В том же июле приезжает из России Антония со своим отцом Ксаверием Квятковским и уже с тремя детьми. Будучи в полной уверенности, что, как уверял ее Бакунин, вилла принадлежит им, она неприятно удивлена, увидев большое количество проживающих в ее доме людей.
«Для нас она была совершенно чужим человеком, – вспоминает Сажин-Росс. – И вот этот-то чужой человек внезапно врывается в нашу среду и заявляет нам, что Бароната со всем, что в ней есть, принадлежит ей, что она хозяйка, а все остальные – пришлые, посторонние люди, и что она терпит их присутствие здесь только из уважения и снисхождения к своему старому мужу». Назревает конфликт – Антония требует от Кафиеро очистить комнату, которую тот занимал с женой, поскольку ей нужно это помещение. 15 июля происходит объяснение между Бакуниным, с одной стороны, и Сажиным с Кафиеро – с другой. Против Бакунина выдвигается обвинение в бессмысленной растрате денег, предназначенных для революционной деятельности. На обвинителей сперва обрушиваются гром и молнии, затем Бакунин признает свою вину.

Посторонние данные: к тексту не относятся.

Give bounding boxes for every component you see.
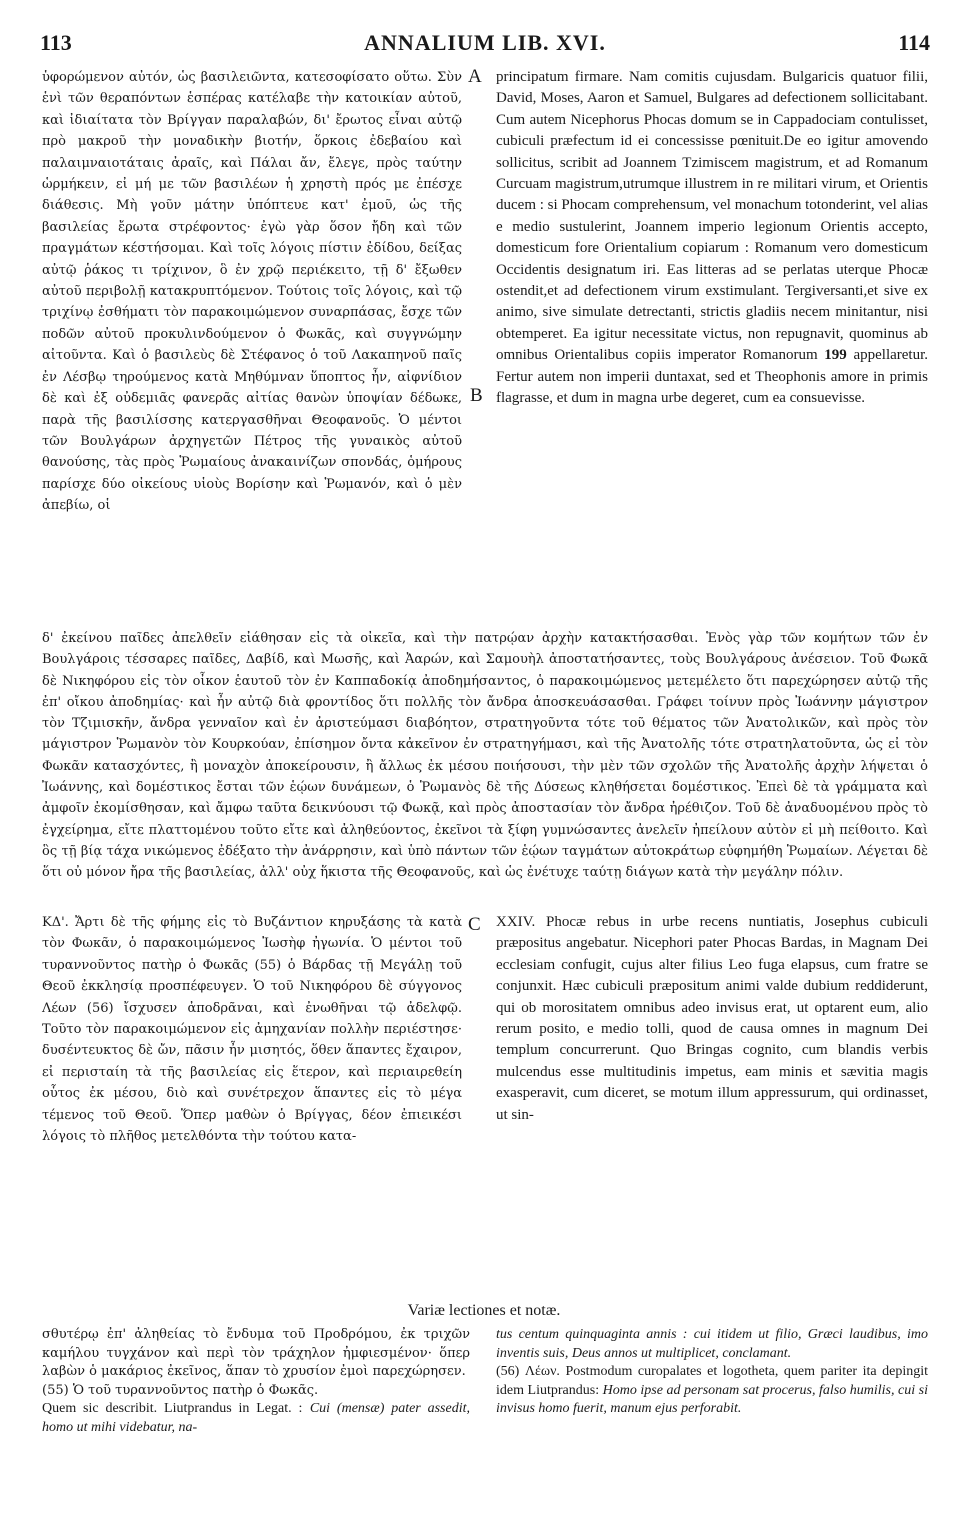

Объяснение с Кафиеро становится сокрушительным ударом для старого революционера. В дневнике он записывает с болью: «Я имел еще слабость принять от него (Кафиеро) обещание обеспечить тем или иным способом участь моей семьи после моей смерти». Еще одна запись, датированная «15 среда – 25 суббота»: «Душевные муки. Кафиеро всё более злобится. Росс всё более разоблачается… Вечером 25-го я составил акт об уступке Баронаты Карлу… и решил выехать в Болонью».
Всё кончается тем, что 25 июля Бакунин передает юридические права на виллу Кафиеро. Еще через два дня он отправляется, не сказав ничего жене, в Италию, где собирается принять участие в готовящемся восстании, с тем чтобы погибнуть и тем искупить свою вину перед революцией. Только с дороги, из Шплюгена (Splügen), где он останавливается в гостинице «Боденхаус» (“Bodenhaus”), Бакунин посылает письмо своей жене, назвав его «Оправдательной запиской», в котором сообщает о своем решении умереть в бою на баррикаде и которое заканчивает словами: «Я ничего больше не должен принимать от Кафиеро, даже его забот о моей семье после моей смерти. Я не должен, не хочу больше обманывать Антонию, а ее достоинство и гордость подскажут, как ей надлежит поступить… А теперь, друзья мои, мне остается только умереть. Прощайте!.. Антония, не проклинай меня, прости меня. Я умру, благословляя тебя и наших дорогих детей».
Болонский мятеж, подготовленный членами бакунинского «Альянса» и закончившийся фарсом, становится заключительным аккордом революционной деятельности Бакунина. 3 августа в Болонье распространяется воззвание: «Первый долг раба – восстать. Первый долг солдата – дезертировать. Пролетарии, подымайтесь!» И здесь не обходится без доносчика – восстание подвергается разгрому, даже не начавшись. Бакунин записывает в дневнике: «Неудача. Страшная ночь с 7-го на 8-е. Револьвер. Смерть под рукой. Приходят один за другим Лю, Сильвио, Берарди, Нья… Остался один с 3 до 4. В 4 смерть… В 3 ч. 40 м. утра является Сильвио и не дает мне умереть». В одежде деревенского священника, в больших очках, с палкой и корзиной, полной яиц, Бакунин бежит из Болоньи.
Пока Бакунин в Италии, Сажин в Баронате говорит с его женой и, по сути, выгоняет Антонию из дома. Она уезжает с детьми и отцом к Гамбуцци в Неаполь.
На обратном пути из Италии 14 августа Бакунин снова останавливается в той же гостинице в Шплюгене. Здесь он живет какое-то время – ему некуда возвратиться. Он снова бездомный и одинокий. Бакунин телеграфирует Кафиеро, настаивает на встрече, но тот не отвечает. Вместо него появляется Сажин. Запись Бакунина в дневнике 21 августа: «Приезжает Росс, остервенелый и фальшивый, как каналья… 22-го суббота. Росс крайне раздосадован. Он уезжает после обеда. Я снова один». А вот отрывок из воспоминаний Сажина: «Здесь же впервые Бакунин сказал мне, что отныне он решительно отстраняется от всяких революционных дел, что он стар, устал, болен, что теперь он вполне искренне решил уйти в частную жизнь, что, конечно, он никогда не откажется быть нашим советником, делиться с нами своею опытностью, своими знаниями, но что для активной деятельности у него нет ни силы, ни энергии».
Кафиеро соглашается на личное свидание и назначает его в Сьерре (Sierre). Встреча состоялась 30 августа. Бакунин опять вынужден обратиться к своему благодетелю Кафиеро с просьбой о деньгах.